Si dice che chi va con lo zoppo impara a zoppicare: e chi mangia in compagnia di un grassone? Non sappiamo se questo sia stato lo spunto per la ricerca condotta da Brian Wansink, direttore del Cornell University Food and Brand Lab, ma certo qualcosa deve averlo spinto ad approfondire la questione. Sta di fatto che con il suo team ha organizzato una serie di test che hanno visti coinvolti 82 studenti e un personaggio di riferimento, un'attrice, scelta di corporatura medio-piccola: 1,63 metri di altezza per 57 kg di peso.
L'attrice doveva giocare due ruoli, grassa e normale. In una prima fase di test (grassa) doveva indossare una speciale tuta che le regalava un'evidente abbondanza, oltre 20 kg in più almeno. In mensa, questo personaggio poteva scegliere tra insalata (per la categoria "piatto più salutare") e pasta, a rappresentare la categoria opposta. A seconda delle fasi di osservazione programmate, l'attrice si serviva abbondantemente dell'una o dell'altra.
Gli studenti, inconsapevoli dello scopo del test, sono stati divisi in quattro gruppi per altrettante sessioni d'osservazione: attrice con abito ingrassante e cibo sano oppure insano (lo definiamo così per praticità, ma certo non consideriamo insana la pasta); e poi attrice al naturale e cibo sano o insano. La donna attirava l'attenzione su di sé e si serviva. Alla fine del pasto gli studenti dovevano rispondere a un questionario.

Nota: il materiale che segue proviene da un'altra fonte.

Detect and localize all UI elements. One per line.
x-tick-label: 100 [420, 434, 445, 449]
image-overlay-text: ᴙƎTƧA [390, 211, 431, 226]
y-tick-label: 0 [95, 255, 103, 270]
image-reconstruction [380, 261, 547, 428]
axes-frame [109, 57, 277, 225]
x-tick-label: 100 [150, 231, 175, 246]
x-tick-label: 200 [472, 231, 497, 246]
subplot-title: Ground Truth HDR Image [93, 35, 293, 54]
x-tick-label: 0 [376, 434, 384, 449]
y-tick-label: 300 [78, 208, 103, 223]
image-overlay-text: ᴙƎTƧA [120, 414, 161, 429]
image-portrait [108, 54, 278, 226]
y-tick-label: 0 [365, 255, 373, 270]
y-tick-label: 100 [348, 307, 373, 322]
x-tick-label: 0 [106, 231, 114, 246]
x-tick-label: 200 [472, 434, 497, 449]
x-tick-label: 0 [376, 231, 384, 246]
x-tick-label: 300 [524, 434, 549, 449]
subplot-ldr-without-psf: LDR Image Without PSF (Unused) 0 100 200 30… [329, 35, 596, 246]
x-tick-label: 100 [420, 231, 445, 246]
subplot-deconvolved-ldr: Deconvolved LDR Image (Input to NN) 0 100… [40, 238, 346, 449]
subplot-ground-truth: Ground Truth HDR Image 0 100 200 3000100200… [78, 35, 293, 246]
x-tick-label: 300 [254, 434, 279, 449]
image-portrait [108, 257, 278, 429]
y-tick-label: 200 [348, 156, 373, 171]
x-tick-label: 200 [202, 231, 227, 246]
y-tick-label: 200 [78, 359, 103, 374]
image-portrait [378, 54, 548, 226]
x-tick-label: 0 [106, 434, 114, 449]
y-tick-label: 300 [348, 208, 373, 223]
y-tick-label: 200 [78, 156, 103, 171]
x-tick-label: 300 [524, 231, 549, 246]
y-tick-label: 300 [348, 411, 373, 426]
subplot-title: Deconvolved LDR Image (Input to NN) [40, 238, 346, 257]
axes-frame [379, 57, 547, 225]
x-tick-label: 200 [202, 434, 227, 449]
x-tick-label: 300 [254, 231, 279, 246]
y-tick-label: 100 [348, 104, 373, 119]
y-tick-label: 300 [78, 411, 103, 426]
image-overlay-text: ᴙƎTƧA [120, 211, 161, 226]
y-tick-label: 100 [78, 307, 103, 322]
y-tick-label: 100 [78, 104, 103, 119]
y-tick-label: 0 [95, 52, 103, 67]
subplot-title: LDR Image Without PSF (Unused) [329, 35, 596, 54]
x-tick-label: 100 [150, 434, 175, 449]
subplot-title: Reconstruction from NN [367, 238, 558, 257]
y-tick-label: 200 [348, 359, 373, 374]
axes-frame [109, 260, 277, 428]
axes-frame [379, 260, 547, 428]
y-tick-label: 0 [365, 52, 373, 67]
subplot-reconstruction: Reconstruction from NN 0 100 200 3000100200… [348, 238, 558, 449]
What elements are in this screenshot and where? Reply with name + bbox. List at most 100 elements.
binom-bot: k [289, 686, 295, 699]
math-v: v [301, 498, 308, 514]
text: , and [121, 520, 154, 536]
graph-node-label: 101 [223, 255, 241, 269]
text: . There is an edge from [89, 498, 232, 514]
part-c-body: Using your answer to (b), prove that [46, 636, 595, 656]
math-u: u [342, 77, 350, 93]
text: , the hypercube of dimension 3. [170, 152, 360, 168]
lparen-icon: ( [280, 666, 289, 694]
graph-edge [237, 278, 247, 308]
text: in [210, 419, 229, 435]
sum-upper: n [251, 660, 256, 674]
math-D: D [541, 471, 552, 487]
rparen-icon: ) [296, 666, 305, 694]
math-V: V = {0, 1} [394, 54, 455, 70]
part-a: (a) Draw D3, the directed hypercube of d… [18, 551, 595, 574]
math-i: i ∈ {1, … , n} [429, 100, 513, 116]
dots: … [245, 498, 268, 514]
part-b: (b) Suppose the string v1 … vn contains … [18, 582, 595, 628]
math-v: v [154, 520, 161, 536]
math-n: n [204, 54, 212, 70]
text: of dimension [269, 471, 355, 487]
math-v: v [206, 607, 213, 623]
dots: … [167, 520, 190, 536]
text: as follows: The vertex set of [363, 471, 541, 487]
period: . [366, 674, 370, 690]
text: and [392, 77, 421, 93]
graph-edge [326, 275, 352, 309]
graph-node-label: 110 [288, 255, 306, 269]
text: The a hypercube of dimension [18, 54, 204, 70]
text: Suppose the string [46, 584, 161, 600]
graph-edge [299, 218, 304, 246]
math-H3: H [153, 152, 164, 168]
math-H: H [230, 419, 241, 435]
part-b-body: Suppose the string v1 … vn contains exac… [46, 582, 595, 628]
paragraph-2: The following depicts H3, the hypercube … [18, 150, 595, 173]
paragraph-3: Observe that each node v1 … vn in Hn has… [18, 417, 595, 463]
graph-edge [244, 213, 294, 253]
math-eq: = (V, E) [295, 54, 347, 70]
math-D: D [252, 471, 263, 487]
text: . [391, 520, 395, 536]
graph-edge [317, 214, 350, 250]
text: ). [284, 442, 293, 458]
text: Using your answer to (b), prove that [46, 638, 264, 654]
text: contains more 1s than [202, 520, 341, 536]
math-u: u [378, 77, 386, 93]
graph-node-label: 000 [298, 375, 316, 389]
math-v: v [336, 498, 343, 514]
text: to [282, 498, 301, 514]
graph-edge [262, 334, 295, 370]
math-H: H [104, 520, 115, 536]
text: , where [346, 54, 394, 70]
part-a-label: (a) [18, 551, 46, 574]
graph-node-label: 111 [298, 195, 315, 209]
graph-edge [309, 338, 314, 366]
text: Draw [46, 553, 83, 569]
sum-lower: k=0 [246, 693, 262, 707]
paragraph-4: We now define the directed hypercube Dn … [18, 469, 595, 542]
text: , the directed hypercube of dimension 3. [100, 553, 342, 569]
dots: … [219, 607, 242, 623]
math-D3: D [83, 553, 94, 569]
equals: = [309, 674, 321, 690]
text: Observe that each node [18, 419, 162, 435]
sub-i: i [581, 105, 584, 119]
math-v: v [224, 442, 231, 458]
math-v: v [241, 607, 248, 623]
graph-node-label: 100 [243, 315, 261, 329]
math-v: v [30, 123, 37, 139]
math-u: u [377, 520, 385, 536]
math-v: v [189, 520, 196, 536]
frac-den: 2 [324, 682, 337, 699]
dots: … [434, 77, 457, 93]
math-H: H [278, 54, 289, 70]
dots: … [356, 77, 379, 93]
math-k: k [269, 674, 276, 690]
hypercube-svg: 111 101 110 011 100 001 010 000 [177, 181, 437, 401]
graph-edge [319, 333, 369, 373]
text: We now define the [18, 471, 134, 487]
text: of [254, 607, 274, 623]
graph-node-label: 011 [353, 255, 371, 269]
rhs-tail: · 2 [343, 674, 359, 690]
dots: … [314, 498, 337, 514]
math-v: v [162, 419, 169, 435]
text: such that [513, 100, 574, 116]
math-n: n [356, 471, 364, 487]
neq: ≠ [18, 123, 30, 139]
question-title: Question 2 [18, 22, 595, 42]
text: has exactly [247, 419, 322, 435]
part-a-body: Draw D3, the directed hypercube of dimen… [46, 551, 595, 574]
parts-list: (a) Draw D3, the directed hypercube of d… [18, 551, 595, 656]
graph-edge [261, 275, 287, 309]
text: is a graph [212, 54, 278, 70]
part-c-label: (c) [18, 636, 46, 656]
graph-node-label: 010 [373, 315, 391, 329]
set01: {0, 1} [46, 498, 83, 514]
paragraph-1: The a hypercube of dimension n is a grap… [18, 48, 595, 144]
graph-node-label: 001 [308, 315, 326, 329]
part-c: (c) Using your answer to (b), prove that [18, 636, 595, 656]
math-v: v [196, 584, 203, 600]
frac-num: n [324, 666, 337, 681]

Il risultato è curioso: chi sedeva accanto alla donna "ingrassata" che mangiava molta pasta faceva lo stesso, ma non la imitava se mangiava insalata né quando indulgeva con la pasta senza la tragica tuta. Insomma, più che la dimensione del piatto poté quella della donna. La morale, dicono i ricercatori, non è evitare i grassoni a tavola ma avere le idee chiare su quanto e cosa si vuole mangiare. Buon pranzo.